Más que nada estaba comiendo por parecer un poco más normal a sus ojos, no porque necesitase alimentarme.
"¿No te gusta la pizza?" me dijo.
"La italiana sí, esto es pseudo-pizza, pero gracias de todos modos." Contesté yo.
"Anda, que nos ha salido rarita la 'agente'." Dijo Embry bromeando.
"Y eso que no he empezado a hablar aún del valor de los vegetales." Dije yo sonriendo. "Y del comer con moderación." Añadí para los chicos.
"Estos jóvenes no comen, engullen." Afirmó Billie.
"Pues como nosotros a su edad." Dijo Charlie. "Por cierto, Bella. ¿A ti también te da por comer chocolate una vez al mes?"
"Algo así." Dije riéndome a mi manera mientras le daban mil y una excusas a Charlie para intentar cubrirme las espaldas. "Soy choco-adicta y mi adicción a los helados es mítica entre los míos. Pero ni yo devoro así, ni siquiera el chocolate."
"Alguien debería enseñarles a comer con más recato o no pescarán a una dama." Dijo Billie.
"Eso no es cierto, mira a Sam y Em." Dijo Quil.
"Sam come cien veces con más modales que vosotros." Les dije yo. "Y quien os intente enseñar tiene que tener más moral que el Alcoyano."
"Cuidado, que habla la experta." Dijo Embry. "Que es tan valiente que persigue a gansters."
"A criminales y gente más peligrosa que eso." Dije yo. "Y no, no digo que sea imposible, solo difícil y muy costoso."
"Pues si crees que es posible ocupate tú." Me dijo Sam.
"No." Dije yo levantándome y yendo a por la tetera de infusión.

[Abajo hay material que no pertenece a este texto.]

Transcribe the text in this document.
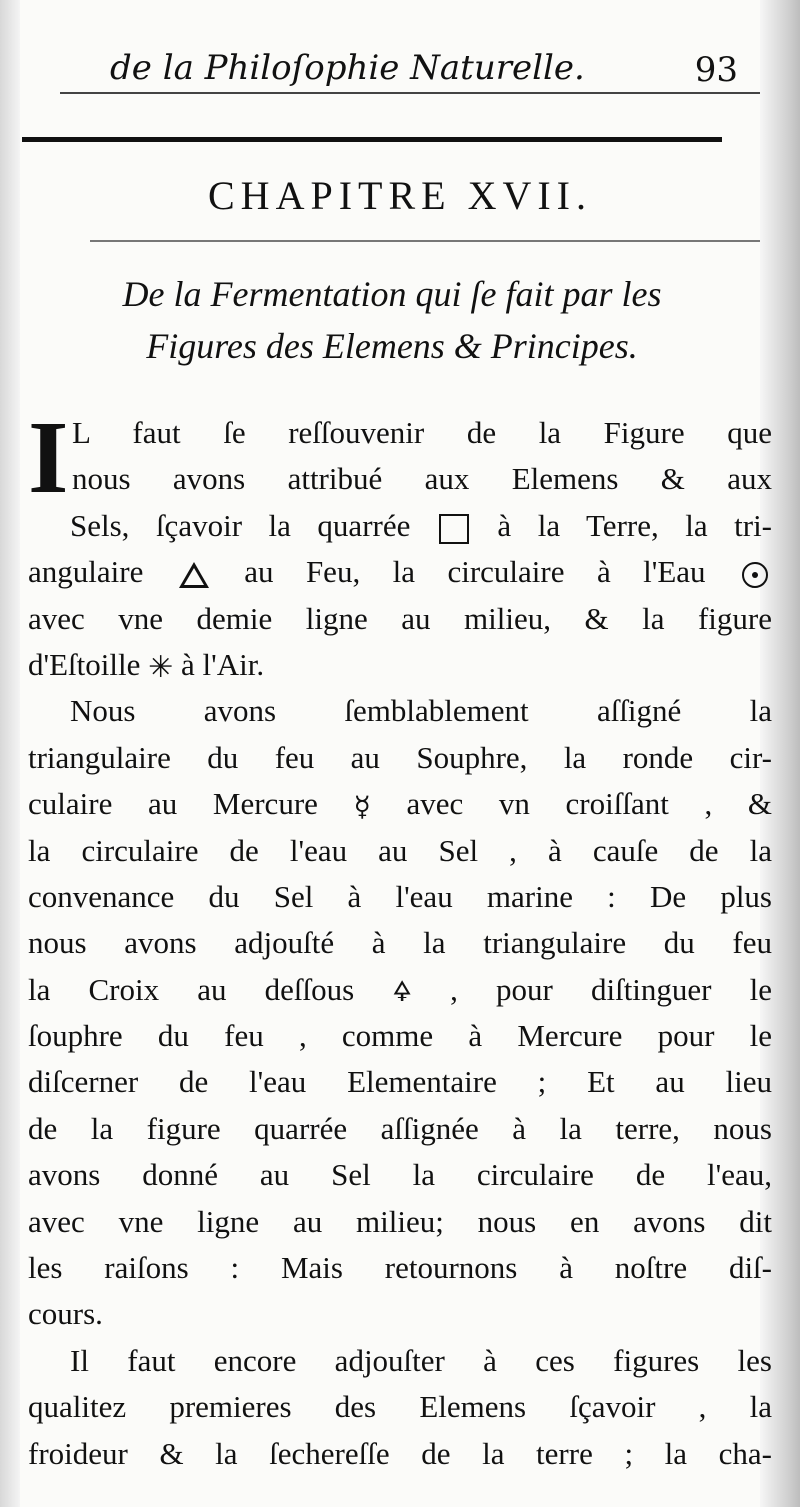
de la Philoſophie Naturelle.	93
CHAPITRE XVII.
De la Fermentation qui ſe fait par les
Figures des Elemens & Principes.
I L faut ſe reſſouvenir de la Figure que
nous avons attribué aux Elemens & aux
Sels, ſçavoir la quarrée	à la Terre, la tri-
angulaire	au Feu, la circulaire à l'Eau
avec vne demie ligne au milieu, & la figure
d'Eſtoille ✳ à l'Air.
Nous avons ſemblablement aſſigné la
triangulaire du feu au Souphre, la ronde cir-
culaire au Mercure ☿ avec vn croiſſant , &
la circulaire de l'eau au Sel , à cauſe de la
convenance du Sel à l'eau marine : De plus
nous avons adjouſté à la triangulaire du feu
la Croix au deſſous 🜍 , pour diſtinguer le
ſouphre du feu , comme à Mercure pour le
diſcerner de l'eau Elementaire ; Et au lieu
de la figure quarrée aſſignée à la terre, nous
avons donné au Sel la circulaire de l'eau,
avec vne ligne au milieu; nous en avons dit
les raiſons : Mais retournons à noſtre diſ-
cours.
Il faut encore adjouſter à ces figures les
qualitez premieres des Elemens ſçavoir , la
froideur & la ſechereſſe de la terre ; la cha-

"¿Por qué no?" Dijo Billie siguiendome. "Si total parece que ya te tienen cierto cariño."
"Billie, Sam me gruñe cada vez que pasa algo porque piensa que os voy a saltar a cualquiera al cuello, Paul odia a los de mi especie… y los hermanos Clearwater simplemente no tenemos apenas relación."
"¿Y los tres mosqueteros y Jared?" Me dijo.
"Vale, los tres mosqueteros tienen cierta camaradería conmigo, pero son un caso realmente desesperante y Jared no creo que tenga interés en que alguien como yo lo haga. Además, no tengo moral como para eso."
"No creo." Dijo él. "Venga, va, ¿qué te cuesta? Si tú no puedes no creo que nadie más pueda."
"Yo sola no puedo." Afirmé yo volviendo al salón con él y la tetera en la mano. "Voy a necesitar apoyo."
"Si quieres puedo echar una mano." Me ofreció Emily.